By the time the Starrs sold the house, Green Street had become an active business district. By 1885, commercial development had taken over most of the land on the eastern side of the railroad. The type of housing along the street had changed as well. “Multi-family dwellings made up nearly half of all residential property on Green Street in 1898 whereas, in 1874, there were only two multi-family dwellings on the entire street.” (Stiles, 2001) This change in housing was a response to a dramatic increase in population. “Between 1850 and 1900, Jamaica Plain’s population increased from 2,730 to 32,750.” (Stiles, 2001)

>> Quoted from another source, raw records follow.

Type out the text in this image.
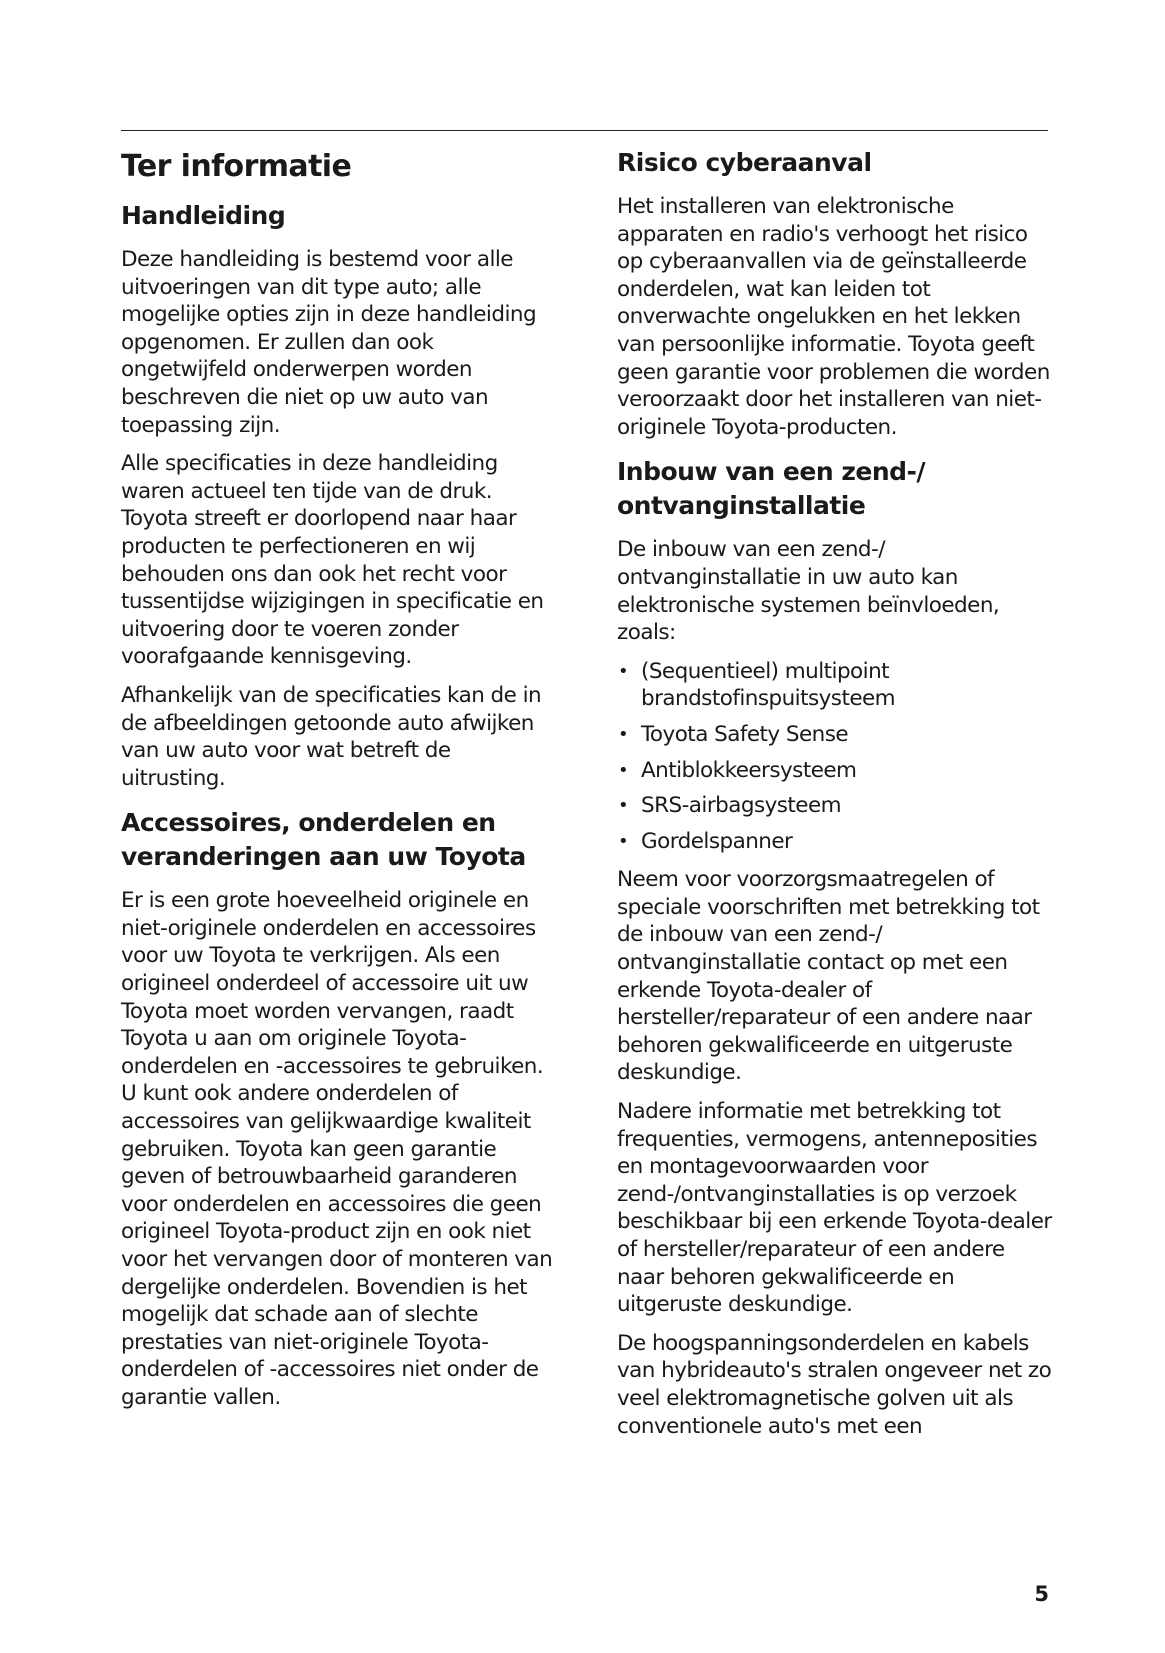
Ter informatie
Handleiding

Deze handleiding is bestemd voor alle uitvoeringen van dit type auto; alle mogelijke opties zijn in deze handleiding opgenomen. Er zullen dan ook ongetwijfeld onderwerpen worden beschreven die niet op uw auto van toepassing zijn.

Alle specificaties in deze handleiding waren actueel ten tijde van de druk. Toyota streeft er doorlopend naar haar producten te perfectioneren en wij behouden ons dan ook het recht voor tussentijdse wijzigingen in specificatie en uitvoering door te voeren zonder voorafgaande kennisgeving.

Afhankelijk van de specificaties kan de in de afbeeldingen getoonde auto afwijken van uw auto voor wat betreft de uitrusting.

Accessoires, onderdelen en veranderingen aan uw Toyota

Er is een grote hoeveelheid originele en niet-originele onderdelen en accessoires voor uw Toyota te verkrijgen. Als een origineel onderdeel of accessoire uit uw Toyota moet worden vervangen, raadt Toyota u aan om originele Toyota-onderdelen en -accessoires te gebruiken. U kunt ook andere onderdelen of accessoires van gelijkwaardige kwaliteit gebruiken. Toyota kan geen garantie geven of betrouwbaarheid garanderen voor onderdelen en accessoires die geen origineel Toyota-product zijn en ook niet voor het vervangen door of monteren van dergelijke onderdelen. Bovendien is het mogelijk dat schade aan of slechte prestaties van niet-originele Toyota-onderdelen of -accessoires niet onder de garantie vallen.

Risico cyberaanval

Het installeren van elektronische apparaten en radio's verhoogt het risico op cyberaanvallen via de geïnstalleerde onderdelen, wat kan leiden tot onverwachte ongelukken en het lekken van persoonlijke informatie. Toyota geeft geen garantie voor problemen die worden veroorzaakt door het installeren van niet-originele Toyota-producten.

Inbouw van een zend-/ ontvanginstallatie

De inbouw van een zend-/ ontvanginstallatie in uw auto kan elektronische systemen beïnvloeden, zoals:

• (Sequentieel) multipoint brandstofinspuitsysteem
• Toyota Safety Sense
• Antiblokkeersysteem
• SRS-airbagsysteem
• Gordelspanner

Neem voor voorzorgsmaatregelen of speciale voorschriften met betrekking tot de inbouw van een zend-/ ontvanginstallatie contact op met een erkende Toyota-dealer of hersteller/reparateur of een andere naar behoren gekwalificeerde en uitgeruste deskundige.

Nadere informatie met betrekking tot frequenties, vermogens, antenneposities en montagevoorwaarden voor zend-/ontvanginstallaties is op verzoek beschikbaar bij een erkende Toyota-dealer of hersteller/reparateur of een andere naar behoren gekwalificeerde en uitgeruste deskundige.

De hoogspanningsonderdelen en kabels van hybrideauto's stralen ongeveer net zo veel elektromagnetische golven uit als conventionele auto's met een

5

The story of 197 Green Street is an integral part of the history of Jamaica Plain. The house appears to be our only remaining connection to the area’s first development as a suburb and home for middle-class tradesmen – after the time of farms and country estates but before the introduction of multi-family dwellings and major business and industry along Green Street. The house illustrates both the rural ideal of the time period and the origins of the residential construction we continue to see today.
Footnotes
(1) Because of the age of the house, there are no existing blueprints. This poses a challenge in determining the identity of the builder or the original design. However, the architecture of the house as it exists today does provide clues to its age and the type of professional that would have constructed it.
(2) Deeds from that time mention the existence of willow trees in the area.
(3) Moses Hemmingway’s Farm Account Book (1844-1846), archived at the Massachusetts Historical Society, documents how in 1844 Belford and farm foreman Hemmingway frequently obtained manure from Abel Green for use on Codman’s pasture across the street and for use on Codman’s School Street farm.
(4) The history of 197 Green Street introduces us to individuals whose names are recognizable in streets and landmarks in and outside of Jamaica Plain – Peter Parley, Green, Jackson, Codman, Amory, Bartlett, and Starr. Considering the house’s proximity to the locations that bear their names, it is possible that there are connections between the people and the landmarks, though further study would be needed to bring connections to light.